Reflecting on the day she was forced to leave McDougald Terrace, Barrett said the worst part was the complete shock of it. She went to work that morning and returned to find her heat turned off and an order to leave.  Though her new commute to work is longer, she does not have any complaints.

Every two weeks the DHA provides a stipend to the residents for their inconvenience.  Barrett’s first check was around $1,000 and it can be up to $4,000 for families.

A big smile and a plate of breakfast in tow, Hubbert lifts Peter Parker into the van to take him to school. Upon reaching the school yard, Hubbert helps him out and watches until he gets into the building, something “The Amazing Spider Man,” expressed appreciation for through a crayoned thank you note.

Hubbert’s favorite part about the whole experience is the one-on-one interactions with his passengers which gives him a platform to shed as much light on a dark place as possible.  He especially loves driving the children.

“There’s just an innocence with the children,” Hubbert explained.  “You’re only going to get as much out of them as what you put in, so I try to put in as much good as possible so you get good back.”

Ernestine Bey, a resident and the first person picked up in the morning, commented on how grateful she is for Hubbert’s selfless services.

“The transportation has been really amazing, I just wish we didn’t have to get it through these circumstances,” said Bey.  “He’s made sure my daughter is not late to school and has gotten me and my boyfriend wherever we need to be.”

Nicknamed “Buzzy,” Hubbert shared his belief that being tired is understandable, but stress is a choice. His decision to turn his life around came after realizing what his ancestors and his people endured for him: discrimination, lynchings, beatings and burns.

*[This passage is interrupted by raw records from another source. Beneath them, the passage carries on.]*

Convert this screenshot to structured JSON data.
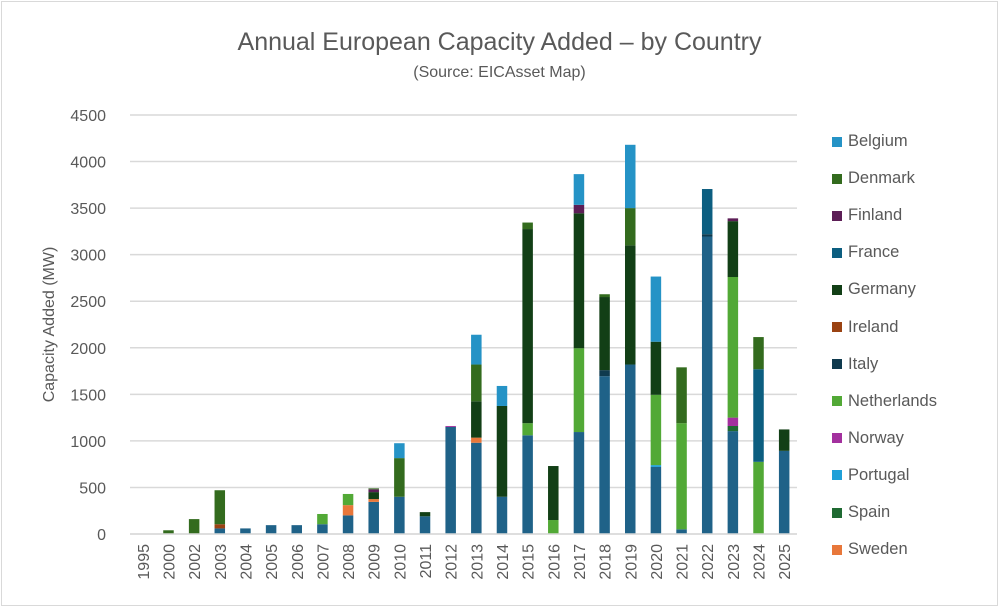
{
  "chart_data": {
    "type": "bar",
    "stacked": true,
    "title": "Annual European Capacity Added – by Country",
    "subtitle": "(Source: EICAsset Map)",
    "xlabel": "",
    "ylabel": "Capacity Added (MW)",
    "ylim": [
      0,
      4500
    ],
    "yticks": [
      0,
      500,
      1000,
      1500,
      2000,
      2500,
      3000,
      3500,
      4000,
      4500
    ],
    "grid": true,
    "legend_position": "right",
    "categories": [
      "1995",
      "2000",
      "2002",
      "2003",
      "2004",
      "2005",
      "2006",
      "2007",
      "2008",
      "2009",
      "2010",
      "2011",
      "2012",
      "2013",
      "2014",
      "2015",
      "2016",
      "2017",
      "2018",
      "2019",
      "2020",
      "2021",
      "2022",
      "2023",
      "2024",
      "2025"
    ],
    "series": [
      {
        "color": "#1f6288",
        "values": [
          0,
          0,
          0,
          60,
          60,
          95,
          95,
          105,
          200,
          345,
          400,
          190,
          1150,
          980,
          400,
          1060,
          0,
          1095,
          1695,
          1820,
          720,
          50,
          3195,
          1105,
          0,
          893
        ]
      },
      {
        "name": "Sweden",
        "color": "#e8773a",
        "values": [
          0,
          0,
          0,
          0,
          0,
          0,
          0,
          0,
          110,
          30,
          0,
          0,
          0,
          55,
          0,
          0,
          0,
          0,
          0,
          0,
          0,
          0,
          0,
          0,
          0,
          0
        ]
      },
      {
        "name": "Spain",
        "color": "#1f6a32",
        "values": [
          0,
          0,
          0,
          0,
          0,
          0,
          0,
          0,
          0,
          0,
          0,
          0,
          0,
          0,
          0,
          0,
          0,
          0,
          0,
          0,
          0,
          0,
          0,
          55,
          0,
          0
        ]
      },
      {
        "name": "Portugal",
        "color": "#20a0d8",
        "values": [
          0,
          0,
          0,
          0,
          0,
          0,
          0,
          0,
          0,
          0,
          0,
          0,
          0,
          0,
          0,
          0,
          0,
          0,
          0,
          0,
          20,
          0,
          0,
          0,
          0,
          0
        ]
      },
      {
        "name": "Norway",
        "color": "#a3309e",
        "values": [
          0,
          0,
          0,
          0,
          0,
          0,
          0,
          0,
          0,
          0,
          0,
          0,
          10,
          0,
          0,
          0,
          0,
          0,
          0,
          0,
          0,
          0,
          0,
          90,
          0,
          0
        ]
      },
      {
        "name": "Netherlands",
        "color": "#52a936",
        "values": [
          0,
          0,
          0,
          0,
          0,
          0,
          0,
          110,
          120,
          0,
          0,
          0,
          0,
          0,
          0,
          130,
          150,
          900,
          0,
          0,
          755,
          1140,
          0,
          1510,
          775,
          0
        ]
      },
      {
        "name": "Italy",
        "color": "#0f3a4e",
        "values": [
          0,
          0,
          0,
          0,
          0,
          0,
          0,
          0,
          0,
          0,
          0,
          0,
          0,
          0,
          0,
          0,
          0,
          0,
          65,
          0,
          0,
          0,
          25,
          0,
          0,
          0
        ]
      },
      {
        "name": "Ireland",
        "color": "#9a4212",
        "values": [
          0,
          0,
          0,
          45,
          0,
          0,
          0,
          0,
          0,
          0,
          0,
          0,
          0,
          0,
          0,
          0,
          0,
          0,
          0,
          0,
          0,
          0,
          0,
          0,
          0,
          0
        ]
      },
      {
        "name": "Germany",
        "color": "#123f16",
        "values": [
          0,
          0,
          0,
          0,
          0,
          0,
          0,
          0,
          0,
          75,
          0,
          45,
          0,
          390,
          975,
          2085,
          580,
          1450,
          785,
          1280,
          570,
          0,
          0,
          600,
          0,
          230
        ]
      },
      {
        "name": "France",
        "color": "#0c5e80",
        "values": [
          0,
          0,
          0,
          0,
          0,
          0,
          0,
          0,
          0,
          0,
          0,
          0,
          0,
          0,
          0,
          0,
          0,
          0,
          0,
          0,
          0,
          0,
          485,
          0,
          995,
          0
        ]
      },
      {
        "name": "Finland",
        "color": "#5c1e56",
        "values": [
          0,
          0,
          0,
          0,
          0,
          0,
          0,
          0,
          0,
          30,
          0,
          0,
          0,
          0,
          0,
          0,
          0,
          90,
          0,
          0,
          0,
          0,
          0,
          30,
          0,
          0
        ]
      },
      {
        "name": "Denmark",
        "color": "#336b1e",
        "values": [
          0,
          40,
          160,
          365,
          0,
          0,
          0,
          0,
          0,
          10,
          415,
          0,
          0,
          395,
          0,
          70,
          0,
          0,
          30,
          400,
          0,
          600,
          0,
          0,
          345,
          0
        ]
      },
      {
        "name": "Belgium",
        "color": "#2593c6",
        "values": [
          0,
          0,
          0,
          0,
          0,
          0,
          0,
          0,
          0,
          0,
          160,
          0,
          0,
          320,
          215,
          0,
          0,
          330,
          0,
          680,
          700,
          0,
          0,
          0,
          0,
          0
        ]
      }
    ]
  }
}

“They had no choice but to get up and perform and perform with a smile under those conditions, so I know that I have another gear,” said Hubbert.  “I have the bloodline of champions and the heart of a king, so I am going to make sure I keep moving because they had no choice.”

Accompanied by his mom, Reuben gets dropped off at a nearby elementary school.  He is not shy, he just does not talk much right now because a day after being displaced from his home, Reuben had brain surgery.  Only recently has he been able to join the ride-along club with Hubbert.

The morning shift ended with Hubbert taking two of his 12 children to school, making time to hold their hands and hug them outside the classroom door.

Hubbert hopes to see several positive changes come out of the crisis.

“I really want McDougald Terrace to see how strong they can be and how self-sufficient they can be as a community,” Hubbert said.  “You can govern yourself. Stop sitting around and waiting for someone to do what you can do for yourself.”

McDougald Terrace has the resources to create more programs for its youth, to form neighborhood watch groups to reduce crime and so much more.  He says he ultimately hopes that the community will revert back to a ‘we’ state of mind like it was when he was growing up.

Hubbert went on to provide transportation till 12:30 a.m., plan the next day’s route till 2 a.m. and wake up before the sun to do it over again, all with a smile.